The subject of interest in this paper, the dependence on the spectator
quarks, is described by the term in the OPE for $L_{eff}$, containing
the light quark fields. This term is denoted here as $L_{eff}^{(3)}$,
indicating that it is the third term in the operator expansion (after
the leading one and those of order $m_Q^{-2})$. The expressions for the
parts of $L_{eff}^{(3)}$ describing inclusive decay rates of the charmed
and $b$ hadrons into specific flavor-types of final states are found by
picking the corresponding parts of the weak Lagrangian $L_W$. For the
dominant unsuppressed by the CKM mixing nonleptonic decays of charmed
hadrons, associated with the underlying quark process $c \to s \, u \,
{\overline d}$, the relevant part of $L_{eff}^{(3)}$ reads as \cite{sv3}
\begin{eqnarray}
\label{l3nl}
&&L_{eff, \, nl}^{(3, 0)}= \cos^4 \theta_c \,{G_F^2 \, m_c^2 \over 4
\pi} \,
\left \{
C_1 \, (\overline c \Gamma_\mu c)(\overline d \Gamma_\mu d) + C_2  \,
(\overline c \Gamma_\mu d) (\overline d \Gamma_\mu c) +\right .
\nonumber \\
&& C_3 \, (\overline  c \Gamma_\mu c +
{2 \over 3}\overline c \gamma_\mu \gamma_5 c) (\overline s \Gamma_\mu
s)+ C_4 \, (\overline  c_i \Gamma_\mu c_k +
{2 \over 3}\overline c_i \gamma_\mu \gamma_5 c_k)

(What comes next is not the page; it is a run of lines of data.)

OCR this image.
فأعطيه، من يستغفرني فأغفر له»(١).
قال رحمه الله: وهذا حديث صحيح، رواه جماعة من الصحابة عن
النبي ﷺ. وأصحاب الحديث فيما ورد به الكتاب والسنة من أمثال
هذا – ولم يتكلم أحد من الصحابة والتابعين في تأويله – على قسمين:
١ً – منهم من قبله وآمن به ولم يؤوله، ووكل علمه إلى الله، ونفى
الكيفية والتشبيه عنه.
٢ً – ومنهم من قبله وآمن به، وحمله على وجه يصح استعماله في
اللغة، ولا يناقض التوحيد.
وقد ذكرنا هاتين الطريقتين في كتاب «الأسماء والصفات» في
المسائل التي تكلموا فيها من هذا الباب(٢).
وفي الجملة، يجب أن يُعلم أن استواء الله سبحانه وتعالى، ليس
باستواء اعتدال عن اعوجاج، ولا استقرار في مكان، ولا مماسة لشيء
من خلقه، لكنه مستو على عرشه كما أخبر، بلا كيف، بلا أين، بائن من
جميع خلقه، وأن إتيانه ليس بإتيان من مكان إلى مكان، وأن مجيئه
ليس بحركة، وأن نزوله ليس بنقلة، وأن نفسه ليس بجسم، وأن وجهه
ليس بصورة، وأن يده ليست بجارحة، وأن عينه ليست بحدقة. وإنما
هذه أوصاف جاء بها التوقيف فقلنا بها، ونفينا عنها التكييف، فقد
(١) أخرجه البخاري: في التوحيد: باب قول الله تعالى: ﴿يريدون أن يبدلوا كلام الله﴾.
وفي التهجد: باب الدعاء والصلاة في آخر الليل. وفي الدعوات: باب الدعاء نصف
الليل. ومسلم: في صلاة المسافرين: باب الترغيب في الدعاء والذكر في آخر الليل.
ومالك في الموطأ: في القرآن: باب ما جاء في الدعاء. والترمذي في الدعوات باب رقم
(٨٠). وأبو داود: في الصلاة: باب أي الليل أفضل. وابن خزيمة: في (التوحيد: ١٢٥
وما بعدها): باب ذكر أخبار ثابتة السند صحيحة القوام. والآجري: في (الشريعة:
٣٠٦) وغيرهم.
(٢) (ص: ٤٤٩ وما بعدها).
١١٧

(\overline s_k \Gamma_\mu s_i) +
\\ \nonumber
&& C_5 \, (\overline  c \Gamma_\mu c +
{2 \over 3}\overline c \gamma_\mu \gamma_5 c) (\overline u \Gamma_\mu
u)+ C_6 \, (\overline  c_i \Gamma_\mu c_k +
{2 \over 3}\overline c_i \gamma_\mu \gamma_5 c_k)
(\overline u_k \Gamma_\mu u_i)+ \\ \nonumber
&&\left. {1 \over 3} \,
\kappa^{1/2} \, (\kappa^{-2/9}-1) \, \left [ 2 \, (C_+^2 - C_-^2) \,
 (\overline c \Gamma_\mu t^a c) \,
j_\mu^a - (5C_+^2+C_-^2)
(\overline  c \Gamma_\mu t^a c +
{2 \over 3}\overline c \gamma_\mu \gamma_5 t^a c) j_\mu^a \right ]
\right \}~
\end{eqnarray}
where $i, \, k$ are color indices, $\Gamma_\mu=\gamma_\mu \,
(1-\gamma_5)$, and the coefficients $C_A, ~A=1, \ldots, 6$ are given by
\begin{eqnarray}
&&C_1= C_+^2+C_-^2 + {1 \over 3} (1 - \kappa^{1/2}) (C_+^2-C_-^2)~,
\nonumber \\
&&C_2= \kappa^{1/2} \, (C_+^2-C_-^2)~, \nonumber \\
&&C_3=- {1 \over 4} \, \left [ (C_+-C_-)^2 + {1 \over 3}
(1-\kappa^{1/2})
(5C_+^2+C_-^2+6C_+C_-) \right] ~, \nonumber \\
&&C_4=-{1 \over 4} \, \kappa^{1/2} \, (5C_+^2+C_-^2+6C_+C_-)~, \nonumber
\\
&&C_5=-{1 \over 4} \, \left [ (C_++C_-)^2 + {1 \over 3} (1-\kappa^{1/2})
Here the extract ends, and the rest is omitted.